In una successiva perquisizione, nella sua abitazione, ne sono stati rinvenuti altri 150 grammi oltre a strumenti per il confezionamento delle dosi.
Con l’accusa di detenzione ai fini di spaccio di sostanze stupefacenti i carabinieri uno studente 16enne reggiano fu condottoin un centro di prima accoglienza felsineo. Un arresto che però non ha posto fine alle indagini dei carabinieri sul minore.

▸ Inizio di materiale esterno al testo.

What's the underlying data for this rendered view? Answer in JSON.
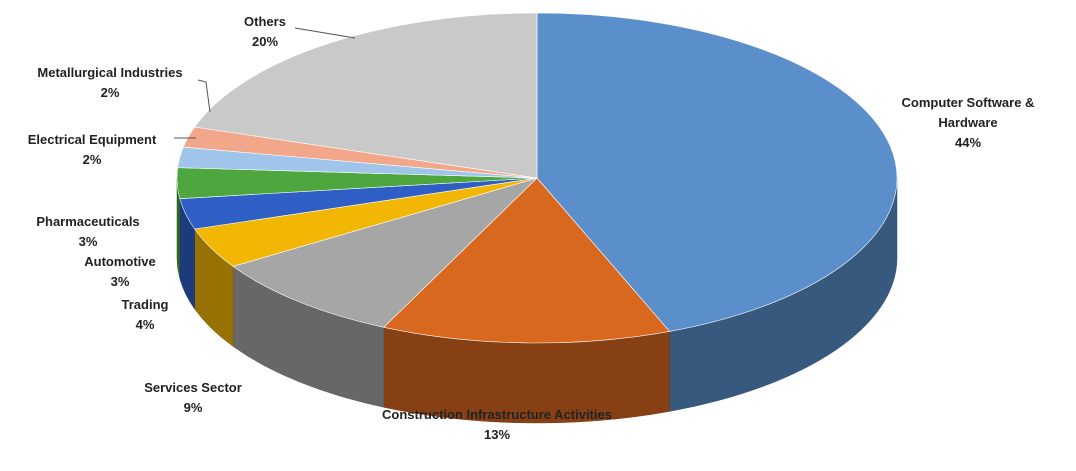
{
  "chart_data": {
    "type": "pie",
    "categories": [
      "Computer Software & Hardware",
      "Construction Infrastructure Activities",
      "Services Sector",
      "Trading",
      "Automotive",
      "Pharmaceuticals",
      "Electrical Equipment",
      "Metallurgical Industries",
      "Others"
    ],
    "values": [
      44,
      13,
      9,
      4,
      3,
      3,
      2,
      2,
      20
    ],
    "value_labels": [
      "44%",
      "13%",
      "9%",
      "4%",
      "3%",
      "3%",
      "2%",
      "2%",
      "20%"
    ],
    "colors": [
      "#5a8fcc",
      "#d9681f",
      "#a6a6a6",
      "#f2b705",
      "#2f5fc4",
      "#4ea63f",
      "#9fc5ea",
      "#f3a78a",
      "#c9c9c9"
    ]
  }
}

I successivi approfondimenti investigativi, supportati da riscontri incrociati e verbalizzazione di numerosi suoi clienti, in prevalenza studenti minorenni, ha consentito di ricostruire la rete dello spaccio che andava avanti da almeno due anni e che ha portato a documentare un migliaio di cessioni.
Diversi anche i clienti che sono stati segnalati quali assuntori di stupefacenti alla Prefettura reggiana. Secondo gli accertamenti condotti dai carabinieri di Quattro castella l’intraprendente minore avrebbe smerciato in due anni di lavoro circa un chilo di marijuana monetizzando nel tempo circa 10.000 euro.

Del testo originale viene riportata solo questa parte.